Product dissociation from the acto-Myo5–2IQ-SAH-ADP-Pi complexes. (A) Myo5–2IQ-SAH chimera (0.4 μM) was mixed with 0.5 μM deac-aminoATP, held for 20 s in a delay line, then mixed with hexokinase-glucose treated phalloidin-actin and 2 mM ADP. Experimental conditions: 40 mM KCl, 10 mM Mops, 3 mM MgCl₂, 1 mM EGTA, and 1 mM DTT, pH 7.5, 20 °C. Final concentrations in the cell: 0.11 μM Myo5–2IQ-SAH active sites, 0.14 μM deac-aminoATP, 11.1 μM actin, and 1.1 mM ADP. The solid line through the data are the best fit to a single exponential equation: I(t) = 0.079e^−0.58t + C. (B) Experimental conditions were similar to those in (A) except that a 2 mM ATP chase replaced ADP: I(t) = 0.080e^−0.52t + C. (C) SDS gel and Western blot (using an anti-FLAG antibody) of the Myo5–2IQ-SAH chimera used in these experiments. The major band on the gel and the blot shows that the purified protein mainly consists of full-length molecules. Two different loadings (10 μg and 30 μg) of protein were used in the blot. (Size markers in kDa.)

Fig. 5.

Diagram of the principal states of the ATP hydrolysis pathway of actin-Myo5–2IQ-SAH. T = ATP, D = ADP, P = phosphate. In the levers, the 2 IQ motifs with bound calmodulins are shown as ellipses, and the SAH domain by a blue rod, which is shown curved where it is distorted by intramolecular stresses. In wild-type Myo5–6IQ, ADP dissociation from the lead head (converting state 2 to 6, rate constant k_2,6) is much slower than from the trail head and the principal pathway is the processive mechanism (1→2→3→4→5→1; gray shaded area) where one step is made for each ATP molecule hydrolyzed. ADP dissociation from the trail head (2→3) is rate limiting and the other steps on the processive path are at least 10-fold faster. Side paths that might lead to dissociation of wild-type Myo5–6IQ occur only rarely because ADP dissociates mainly from the trail head; that is, k_2,3 ≫ k₂,₆ and k₃,₄ ≫ k₃,₇. Runs terminate mainly by release of the attached head (5→9→10) during the search phase of the cycle (5→1).
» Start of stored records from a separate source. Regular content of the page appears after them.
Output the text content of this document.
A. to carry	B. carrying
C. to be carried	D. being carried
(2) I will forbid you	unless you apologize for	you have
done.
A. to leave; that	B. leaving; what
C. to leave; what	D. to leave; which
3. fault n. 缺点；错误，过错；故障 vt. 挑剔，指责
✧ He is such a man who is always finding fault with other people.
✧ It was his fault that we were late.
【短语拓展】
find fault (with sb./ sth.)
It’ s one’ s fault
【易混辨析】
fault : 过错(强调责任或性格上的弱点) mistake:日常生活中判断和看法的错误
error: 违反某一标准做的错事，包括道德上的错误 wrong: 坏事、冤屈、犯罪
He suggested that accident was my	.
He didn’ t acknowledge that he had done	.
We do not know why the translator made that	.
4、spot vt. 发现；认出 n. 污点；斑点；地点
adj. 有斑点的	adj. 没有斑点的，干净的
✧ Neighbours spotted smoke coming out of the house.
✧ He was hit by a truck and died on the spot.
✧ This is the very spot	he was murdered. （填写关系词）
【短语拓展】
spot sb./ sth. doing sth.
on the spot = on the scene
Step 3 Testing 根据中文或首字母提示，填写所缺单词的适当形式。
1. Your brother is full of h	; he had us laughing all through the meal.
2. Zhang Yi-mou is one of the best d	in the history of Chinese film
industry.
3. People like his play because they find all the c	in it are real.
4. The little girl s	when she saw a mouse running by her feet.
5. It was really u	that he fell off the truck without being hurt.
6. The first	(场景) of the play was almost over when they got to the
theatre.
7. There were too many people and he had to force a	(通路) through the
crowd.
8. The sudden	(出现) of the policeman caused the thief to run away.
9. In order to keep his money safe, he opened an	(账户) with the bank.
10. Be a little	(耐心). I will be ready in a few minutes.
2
For the Myo5–2IQ-SAH chimera, ADP dissociation from the trail and lead heads occurs at the same rate (k_2,3 ≈ k_2,6) and state 2 thus proceeds equally to states 3 and 6. Dissociation of ADP from the lead head would mostly lead to a “futile cycle” (6→1→2; blue shaded area) in which the lead head would consume a molecule of ATP without producing movement along actin. Processivity would be decreased slightly by the dissociation (7→8) that would occur upon state 7 binding two molecules of ATP, but usually binding of ATP to state 7 would allow a return to state 3 of the cycle. Short dotted arrows between 2 and 6 and between 3 and 7 indicate the slower rate of release of ADP from the lead head of Myo5–6IQ, compared to the chimera (solid arrows). Note that the canonical two IQ lever of the lead head is shown as post-powerstroke in slates 2, 3, 4, 6, and 7, unlike in wild type Myo5-6IQ.